Currently, the script will perform the most common operations from doublet removal to DEG analysis of found clusters. If you want to apply ambient RNA correction beforehand, you need to run this separately.

The following example executes the template with the h5ad file example_data.h5ad, the parameter file config.gin and enables both print-statements and figures.

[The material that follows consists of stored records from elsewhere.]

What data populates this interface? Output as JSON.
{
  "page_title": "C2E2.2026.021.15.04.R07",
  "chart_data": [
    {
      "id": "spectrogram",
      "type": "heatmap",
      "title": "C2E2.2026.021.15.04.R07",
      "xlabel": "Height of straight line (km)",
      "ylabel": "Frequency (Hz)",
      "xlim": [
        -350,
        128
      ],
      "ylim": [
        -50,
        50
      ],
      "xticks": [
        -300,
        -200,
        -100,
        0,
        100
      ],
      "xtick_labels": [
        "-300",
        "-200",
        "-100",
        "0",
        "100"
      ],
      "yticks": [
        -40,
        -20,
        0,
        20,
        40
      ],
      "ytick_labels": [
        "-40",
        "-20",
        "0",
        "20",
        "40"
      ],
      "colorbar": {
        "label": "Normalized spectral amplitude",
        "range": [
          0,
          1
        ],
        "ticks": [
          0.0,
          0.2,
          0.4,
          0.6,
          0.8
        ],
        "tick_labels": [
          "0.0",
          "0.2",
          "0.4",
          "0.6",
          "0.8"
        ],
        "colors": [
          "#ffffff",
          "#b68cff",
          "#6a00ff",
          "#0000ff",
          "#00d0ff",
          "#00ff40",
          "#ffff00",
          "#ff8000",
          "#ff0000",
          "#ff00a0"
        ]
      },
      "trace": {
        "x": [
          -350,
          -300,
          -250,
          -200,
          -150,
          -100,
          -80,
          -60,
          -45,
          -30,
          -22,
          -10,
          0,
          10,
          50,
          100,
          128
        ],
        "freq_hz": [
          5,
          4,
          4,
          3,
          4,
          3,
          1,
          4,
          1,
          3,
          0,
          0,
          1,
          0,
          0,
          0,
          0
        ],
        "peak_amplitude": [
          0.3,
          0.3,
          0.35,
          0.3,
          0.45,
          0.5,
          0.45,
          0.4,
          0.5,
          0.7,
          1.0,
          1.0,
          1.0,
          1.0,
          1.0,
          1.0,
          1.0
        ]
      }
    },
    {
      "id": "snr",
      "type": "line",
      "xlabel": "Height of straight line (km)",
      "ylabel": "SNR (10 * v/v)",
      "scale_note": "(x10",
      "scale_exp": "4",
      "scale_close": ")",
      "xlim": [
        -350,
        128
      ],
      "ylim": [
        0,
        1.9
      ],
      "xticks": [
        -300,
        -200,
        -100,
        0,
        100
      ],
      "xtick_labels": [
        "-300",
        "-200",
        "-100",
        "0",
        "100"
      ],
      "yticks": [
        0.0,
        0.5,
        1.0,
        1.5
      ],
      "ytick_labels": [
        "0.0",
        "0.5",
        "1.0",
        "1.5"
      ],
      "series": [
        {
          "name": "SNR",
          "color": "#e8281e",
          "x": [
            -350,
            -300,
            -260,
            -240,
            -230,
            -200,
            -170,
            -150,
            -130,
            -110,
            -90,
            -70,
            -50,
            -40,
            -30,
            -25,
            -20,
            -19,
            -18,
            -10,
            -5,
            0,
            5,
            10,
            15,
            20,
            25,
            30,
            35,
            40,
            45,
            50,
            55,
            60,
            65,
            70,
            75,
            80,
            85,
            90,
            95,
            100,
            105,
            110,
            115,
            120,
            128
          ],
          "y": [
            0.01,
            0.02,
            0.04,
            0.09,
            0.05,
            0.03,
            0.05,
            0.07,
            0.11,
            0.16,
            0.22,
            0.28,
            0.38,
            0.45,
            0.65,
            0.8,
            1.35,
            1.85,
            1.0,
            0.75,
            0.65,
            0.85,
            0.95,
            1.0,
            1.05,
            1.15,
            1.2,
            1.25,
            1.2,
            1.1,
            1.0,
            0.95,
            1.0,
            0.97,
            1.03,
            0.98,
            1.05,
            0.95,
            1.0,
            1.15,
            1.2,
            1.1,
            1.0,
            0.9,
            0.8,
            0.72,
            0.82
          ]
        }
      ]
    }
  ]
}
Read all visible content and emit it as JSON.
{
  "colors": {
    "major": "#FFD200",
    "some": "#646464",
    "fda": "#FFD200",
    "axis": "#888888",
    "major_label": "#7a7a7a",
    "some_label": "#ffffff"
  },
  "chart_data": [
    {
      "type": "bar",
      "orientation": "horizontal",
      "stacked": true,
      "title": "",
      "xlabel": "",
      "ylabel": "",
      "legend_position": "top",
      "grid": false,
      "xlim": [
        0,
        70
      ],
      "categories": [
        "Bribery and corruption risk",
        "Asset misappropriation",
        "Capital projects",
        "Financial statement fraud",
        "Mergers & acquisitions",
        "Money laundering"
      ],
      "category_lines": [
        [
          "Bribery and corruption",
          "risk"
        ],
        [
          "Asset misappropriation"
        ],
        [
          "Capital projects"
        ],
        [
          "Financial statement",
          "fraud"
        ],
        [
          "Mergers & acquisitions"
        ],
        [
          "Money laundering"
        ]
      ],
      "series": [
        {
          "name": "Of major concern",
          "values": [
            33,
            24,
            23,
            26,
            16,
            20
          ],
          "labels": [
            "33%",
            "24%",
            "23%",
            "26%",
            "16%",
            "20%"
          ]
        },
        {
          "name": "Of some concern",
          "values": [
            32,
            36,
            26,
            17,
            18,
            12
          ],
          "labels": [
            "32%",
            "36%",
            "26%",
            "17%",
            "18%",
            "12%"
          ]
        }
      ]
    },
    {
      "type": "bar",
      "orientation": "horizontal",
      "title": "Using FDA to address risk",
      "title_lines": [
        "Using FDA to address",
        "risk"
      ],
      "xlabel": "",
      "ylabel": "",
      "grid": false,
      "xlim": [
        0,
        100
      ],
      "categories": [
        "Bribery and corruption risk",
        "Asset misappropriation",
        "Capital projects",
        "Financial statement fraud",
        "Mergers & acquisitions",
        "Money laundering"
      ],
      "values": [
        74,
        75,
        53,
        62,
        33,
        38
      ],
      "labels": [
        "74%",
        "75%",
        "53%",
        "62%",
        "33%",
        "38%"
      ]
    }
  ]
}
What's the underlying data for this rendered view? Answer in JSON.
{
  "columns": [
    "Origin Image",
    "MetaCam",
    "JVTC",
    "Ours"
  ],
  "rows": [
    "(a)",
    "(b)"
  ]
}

```python template.py -d example_data.h5ad -p config.gin -v -f```

### Using the config.gin

By default, the used parameter file looks like this:

``` yml
# config.gin
quality_control:
    apply = True
    doublet_removal = True
    outlier_removal = True
    min_genes = 200
    min_counts = None
    max_counts = None
    min_cells = 10
    n_genes_by_counts = None
    mt_threshold = 15
    rb_threshold = 10
    hb_threshold = 1
    figures = "figures/"
    pre_qc_plots = True
    post_qc_plots = True

normalization:
    apply = True
    method = "log1pPF"
    remove_mt = False
    remove_rb = False
    remove_hb = False

feature_selection:
    apply = True
    method = "seurat_v3"
    number_features = 2000

scaling:
    apply = True
    max_value = None

pca:
    apply = True
    n_comps = 100
    use_highly_variable = True

batch_effect_correction:
    apply = False
    method = "harmony"
    batch_key = None

neighborhood_graph:
    apply = True
    n_neighbors = 30
    n_pcs = None
    metric = "cosine"

clustering:
    apply = True
    method = "leiden"
    resolution = 1.0

diff_gene_exp:
    apply = True
    method = "wilcoxon"
    groupby = "leiden_r1.0"
    use_raw = False
    layer = "unscaled"
    tables = None

umap:
    apply = True

plotting:
    apply = True
    umap = True
    path = "figures/"
  ```

The following values of the parameters are currently possible

| Parameter | Values
| - | -
| **quality_control**
| apply | *bool* |
| doublet_removal | *bool* |
| doublet_removal | *bool* |
| min_genes | *int*, *null* |
| min_cells| *int*, *null* |
| mt_threshold| *float*, *null* |
| rb_threshold| *float*, *null* |
| hb_threshold| *float*, *null* |
| figures| *str*|
| pre_qc_plots | *bool* |
| post_qc_plots | *bool* |
| **normalization**
| method| *log1pCP10k*, *log1PF*, *PFlog1pPF*, *pearson_residuals*, *null*|
| remove_mt| *bool*, *null* |
| remove_rb| *bool*, *null* |
| remove_hb| *bool*, *null* |
| remove_custom_genes| Not implemented |
| **feature_selection**
| apply| *bool* |
| method| *seurat*, *seurat_v3*, *pearson_residuals*, *anti_correlation*, *null*|
| number_features| *int*, *null* |
| **scaling**
| apply| *bool* |
| max_value| *int*, *float* |
| **pca**
| apply| *bool* |
| n_comps| *int*, *float* |
| use_highly_variable| *bool*|
| **batch_effect_correction**
| apply| *bool* |
| method| *harmony*, *null* |
| batch_key| Not implemented / *null* |
| **neighborhood_graph**
| apply| *bool* |
| n_neighbors| *int* |
| n_pcs| *int*, *null* |
| metric| *str* |
| **clustering**
| apply| *bool* |
| method| *str*, *null* |
| resolution| *float*|
| **diff_gene_exp**
| apply| *bool* |
| method| *wilcoxon*, *logreg*, *t-test*, *t-test_overestim_var* |
| groupby| *str* |
| use_raw| *bool* |
| layer| *str*, *null* |
| tables| *bool* |

## Contributing

For contribution purposes, you should install MORESCA in dev mode:

    pip install -e ".[dev]"

This additionally installs `ruff` and `pytest`, which we use for formatting and code style control. Please run these before you commit new code.
Note: This will be made mandatory by using pre-commit hooks.